In the unit11 project, make a worksheet quizwriter.sc:

import scala.xml._

val source = scala.io.Source.fromFile("~/Downloads/quiz.txt", "UTF-8")
val lines = source.getLines.toVector
val i = lines.lastIndexWhere(_.trim.length == 0)
val questionText = lines.take(i).map(l => <p>{l}</p>)
val doc = <html>...</html>

Now get the question choices to work.
Don't forget the heading.
When you are done, save your work:
```
XML.save("~/Downloads/quiz.html", doc)
```
Look at the file in the browser. Does it work?
Did you ever generate XML before? How did you do it? Was it easier/harder?

Part 3: Transforming XML

Up to HTML 4, headings were more decorative than structural. You were supposed to write
```
<body>
  <h1>Main heading</h1>
  Introduction
  <h2>Subheading</h2>
  Contents
  <h2>Another Subheading</h2>
  More Contents
</body>
```
But the contents of a subsection was not nested in the contents of a section, unless you chose to include it in a div. HTML 5 suggests that you use the section element to mark the semantics:
```
<body>
  <h1>Main heading</h1>  
  Introduction
  <section>
    <h2>Subheading</h2>
    Contents
  </section>
  <section>
    <h2>Another Subheading</h2>
    More Contents
  </section>
</body>
```
We'd like to achieve that transformation. Why is it harder than the example of replacing all ul with ol?
Look at the child node sequence of body. We could loop over it, but that wouldn't be the functional way. Instead, we'd like to group it into a sequence of sequences:
- the elements before the h2
- the elements from the first h2 up to, but not including, the second
- ...
- the elements from the last h2 to the end
Then we can map over the sequence of sequences, and wrap each of them (except the first) in a section.
It seems as there ought to be some standard function to do that. Look over all methods of Seq. Which ones produce a sequence, iterator, or map of sequences?
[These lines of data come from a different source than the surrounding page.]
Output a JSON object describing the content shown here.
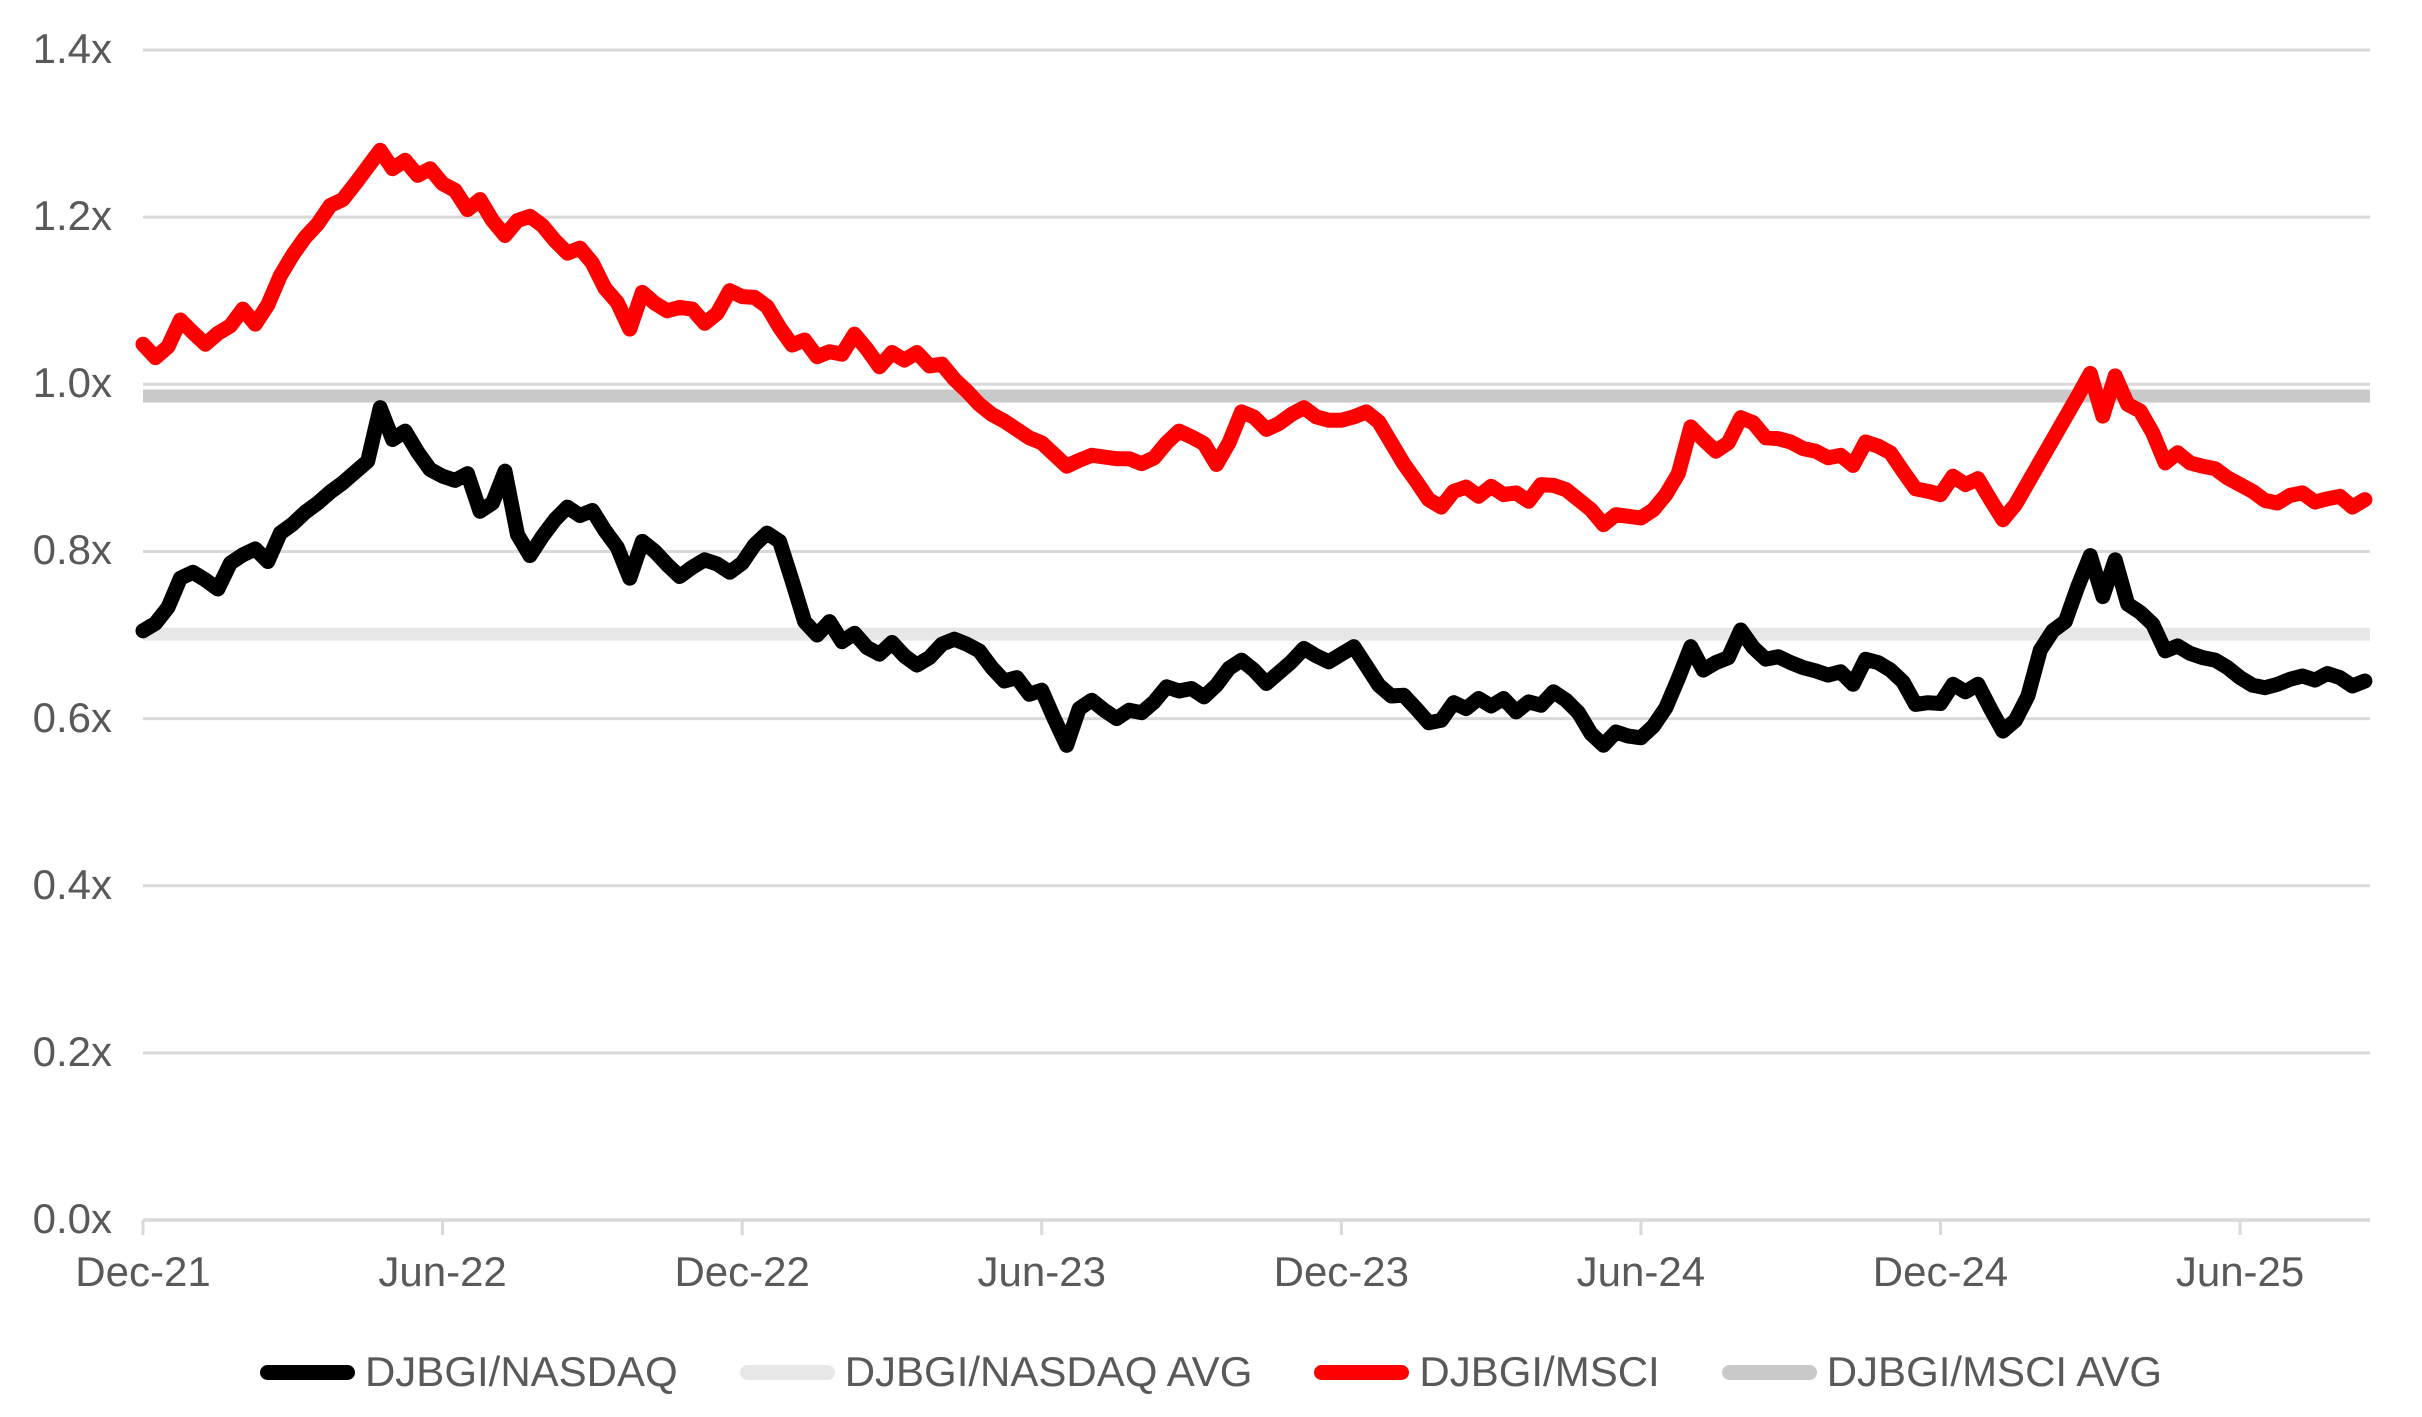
{
  "chart_data": {
    "type": "line",
    "title": "",
    "x_unit": "months since Dec-2021",
    "x_axis": {
      "tick_labels": [
        "Dec-21",
        "Jun-22",
        "Dec-22",
        "Jun-23",
        "Dec-23",
        "Jun-24",
        "Dec-24",
        "Jun-25"
      ],
      "tick_months": [
        0,
        6,
        12,
        18,
        24,
        30,
        36,
        42
      ],
      "range_months": [
        0,
        44.6
      ]
    },
    "y_axis": {
      "tick_labels": [
        "0.0x",
        "0.2x",
        "0.4x",
        "0.6x",
        "0.8x",
        "1.0x",
        "1.2x",
        "1.4x"
      ],
      "tick_values": [
        0.0,
        0.2,
        0.4,
        0.6,
        0.8,
        1.0,
        1.2,
        1.4
      ],
      "ylim": [
        0,
        1.4
      ]
    },
    "grid": "horizontal",
    "legend_position": "bottom",
    "colors": {
      "djbgi_nasdaq": "#000000",
      "djbgi_nasdaq_avg": "#e7e7e7",
      "djbgi_msci": "#ff0000",
      "djbgi_msci_avg": "#c9c9c9",
      "gridline": "#d9d9d9",
      "axis_text": "#595959"
    },
    "series": [
      {
        "name": "DJBGI/NASDAQ",
        "type": "line",
        "color": "#000000",
        "t_start": 0,
        "t_step": 0.25,
        "values": [
          0.705,
          0.714,
          0.733,
          0.768,
          0.775,
          0.766,
          0.755,
          0.786,
          0.796,
          0.803,
          0.788,
          0.822,
          0.833,
          0.847,
          0.858,
          0.871,
          0.882,
          0.895,
          0.908,
          0.972,
          0.934,
          0.944,
          0.919,
          0.898,
          0.89,
          0.885,
          0.893,
          0.848,
          0.858,
          0.896,
          0.82,
          0.795,
          0.818,
          0.838,
          0.853,
          0.843,
          0.849,
          0.825,
          0.805,
          0.768,
          0.812,
          0.8,
          0.784,
          0.77,
          0.781,
          0.79,
          0.785,
          0.775,
          0.786,
          0.808,
          0.822,
          0.812,
          0.765,
          0.716,
          0.7,
          0.716,
          0.692,
          0.702,
          0.685,
          0.677,
          0.691,
          0.675,
          0.664,
          0.673,
          0.689,
          0.695,
          0.689,
          0.681,
          0.661,
          0.645,
          0.649,
          0.629,
          0.634,
          0.6,
          0.568,
          0.612,
          0.622,
          0.61,
          0.6,
          0.61,
          0.607,
          0.62,
          0.638,
          0.633,
          0.636,
          0.626,
          0.64,
          0.66,
          0.67,
          0.658,
          0.642,
          0.655,
          0.668,
          0.684,
          0.675,
          0.668,
          0.677,
          0.686,
          0.663,
          0.64,
          0.627,
          0.628,
          0.612,
          0.595,
          0.598,
          0.619,
          0.612,
          0.624,
          0.615,
          0.624,
          0.608,
          0.62,
          0.616,
          0.632,
          0.622,
          0.607,
          0.582,
          0.568,
          0.584,
          0.579,
          0.577,
          0.591,
          0.613,
          0.648,
          0.686,
          0.658,
          0.667,
          0.673,
          0.706,
          0.685,
          0.671,
          0.674,
          0.667,
          0.661,
          0.657,
          0.652,
          0.656,
          0.641,
          0.671,
          0.667,
          0.658,
          0.644,
          0.617,
          0.619,
          0.618,
          0.641,
          0.632,
          0.641,
          0.612,
          0.585,
          0.598,
          0.627,
          0.682,
          0.705,
          0.716,
          0.758,
          0.795,
          0.746,
          0.79,
          0.737,
          0.727,
          0.713,
          0.681,
          0.687,
          0.678,
          0.673,
          0.67,
          0.661,
          0.649,
          0.64,
          0.637,
          0.641,
          0.647,
          0.651,
          0.646,
          0.654,
          0.649,
          0.639,
          0.645
        ]
      },
      {
        "name": "DJBGI/NASDAQ AVG",
        "type": "avg-line",
        "color": "#e7e7e7",
        "value": 0.701
      },
      {
        "name": "DJBGI/MSCI",
        "type": "line",
        "color": "#ff0000",
        "t_start": 0,
        "t_step": 0.25,
        "values": [
          1.048,
          1.032,
          1.045,
          1.077,
          1.062,
          1.048,
          1.061,
          1.07,
          1.09,
          1.072,
          1.095,
          1.13,
          1.155,
          1.176,
          1.192,
          1.214,
          1.221,
          1.24,
          1.26,
          1.28,
          1.258,
          1.268,
          1.25,
          1.258,
          1.24,
          1.232,
          1.209,
          1.221,
          1.196,
          1.178,
          1.196,
          1.201,
          1.19,
          1.172,
          1.157,
          1.163,
          1.145,
          1.115,
          1.098,
          1.066,
          1.11,
          1.097,
          1.088,
          1.092,
          1.09,
          1.073,
          1.085,
          1.112,
          1.105,
          1.104,
          1.093,
          1.068,
          1.047,
          1.053,
          1.033,
          1.039,
          1.036,
          1.06,
          1.042,
          1.021,
          1.038,
          1.029,
          1.038,
          1.022,
          1.024,
          1.006,
          0.992,
          0.976,
          0.964,
          0.956,
          0.946,
          0.936,
          0.93,
          0.916,
          0.902,
          0.909,
          0.915,
          0.913,
          0.911,
          0.911,
          0.905,
          0.912,
          0.93,
          0.944,
          0.937,
          0.929,
          0.904,
          0.93,
          0.967,
          0.961,
          0.946,
          0.953,
          0.964,
          0.972,
          0.961,
          0.957,
          0.957,
          0.961,
          0.967,
          0.955,
          0.93,
          0.905,
          0.884,
          0.862,
          0.853,
          0.872,
          0.877,
          0.866,
          0.878,
          0.868,
          0.87,
          0.86,
          0.88,
          0.879,
          0.874,
          0.862,
          0.85,
          0.832,
          0.844,
          0.842,
          0.84,
          0.85,
          0.868,
          0.893,
          0.949,
          0.934,
          0.92,
          0.93,
          0.96,
          0.954,
          0.936,
          0.935,
          0.931,
          0.923,
          0.92,
          0.912,
          0.915,
          0.903,
          0.931,
          0.926,
          0.918,
          0.896,
          0.875,
          0.872,
          0.868,
          0.89,
          0.88,
          0.887,
          0.862,
          0.838,
          0.856,
          0.882,
          0.908,
          0.934,
          0.96,
          0.986,
          1.013,
          0.962,
          1.01,
          0.976,
          0.968,
          0.942,
          0.906,
          0.918,
          0.906,
          0.902,
          0.899,
          0.888,
          0.88,
          0.872,
          0.861,
          0.858,
          0.867,
          0.87,
          0.859,
          0.863,
          0.866,
          0.853,
          0.862
        ]
      },
      {
        "name": "DJBGI/MSCI AVG",
        "type": "avg-line",
        "color": "#c9c9c9",
        "value": 0.986
      }
    ]
  }
}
None of those will work for us, though. What we want is a function

def splitWhere[T](xs: Seq[T])(p: (T) => Boolean): Seq[Seq[T]]

so we can call

val splits = splitWhere(body.child)(...)
val intro = splits(0)
val section1 = <section>{splits(1)}</section>

What do you need for the ...?

Here is an icky implementation of splitWhere for testing. Don't code like that! You'll get to produce a nicer version in the homework.

def splitWhere[T](xs: Seq[T])(p: (T) => Boolean): Seq[Seq[T]] = {
  	// Don't code like this!
  	val result = new scala.collection.mutable.ArrayBuffer[scala.collection.mutable.ArrayBuffer[T]]()
  	result += new scala.collection.mutable.ArrayBuffer[T]()
  	for (x <- xs) {
  		if (p(x)) result += new scala.collection.mutable.ArrayBuffer[T]()
  		result.last += x
  	}
  	result
  }

You'll also need to figure out how to get to the body. Remember that doc \\ "body" is a NodeSeq.

Now produce a rewritten body with the intro followed by the sections
```
val sections = splits.tail.map(s => ...)
val newBody = ...
```
Now replace the body with the new body, using a transformer. Then write out the result.